Prince Prigio
Transcribed from the 1889 J. W. Arrowsmith edition by David Price, email ccx074@pglaf.org
by ANDREW LANG author of “the mark of cain, “the gold of fairnilee” etc.
Twenty-seven Illustrations by Gordon Browne
1889 BRISTOL J. W. Arrowsmith, Quay Street london Simpkin, Marshall & Co., 4 Stationers’ Hall Court All rights reserved
PRINCE PRIGIO is Dedicated to ALMA THYRA EDITH ROSALIND NORNA CECILY AND VIOLET
In compiling the following History from the Archives of Pantouflia, the Editor has incurred several obligations to the Learned. The Return of Benson (chapter xii.) is the fruit of the research of the late Mr. Allen Quatermain, while the final wish of Prince Prigio was suggested by the invention or erudition of a Lady.

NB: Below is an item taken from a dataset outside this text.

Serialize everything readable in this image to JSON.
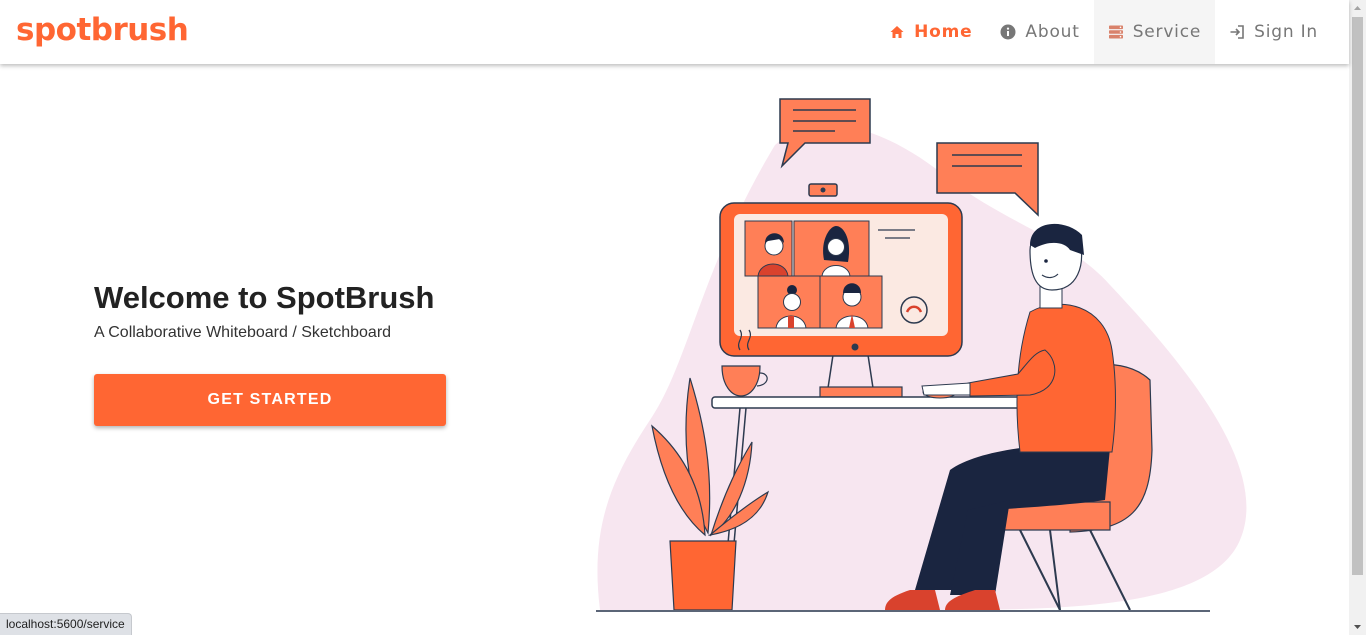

A study of the Firedrake in South Africa—where he is called the Nanaboulélé , a difficult word—has been published in French (translated from the Basuto language) by M. Paul Sébillot, in the Revue des Traditione Populaires . For the Remora , the Editor is indebted to the Voyage à la Lune of M. Cyrano de Bergérac.
How the Fairies were not Invited to Court .
Once upon a time there reigned in Pantouflia a king and a queen. With almost everything else to make them happy, they wanted one thing: they had no children. This vexed the king even more than the queen, who was very clever and learned, and who had hated
dolls when she was a child. However, she, too in spite of all the books she read and all the pictures she painted, would have been glad enough to be the mother of a little prince. The king was anxious to consult the fairies, but the queen would not hear of such a thing. She did not believe in fairies: she said that they had never existed; and that she maintained, though The History of the Royal Family was full of chapters about nothing else.
Well, at long and at last they had a little boy, who was generally regarded as the finest baby that had ever been seen. Even her majesty herself remarked that, though she could never believe all the courtiers told her, yet he certainly was a fine child—a very fine child.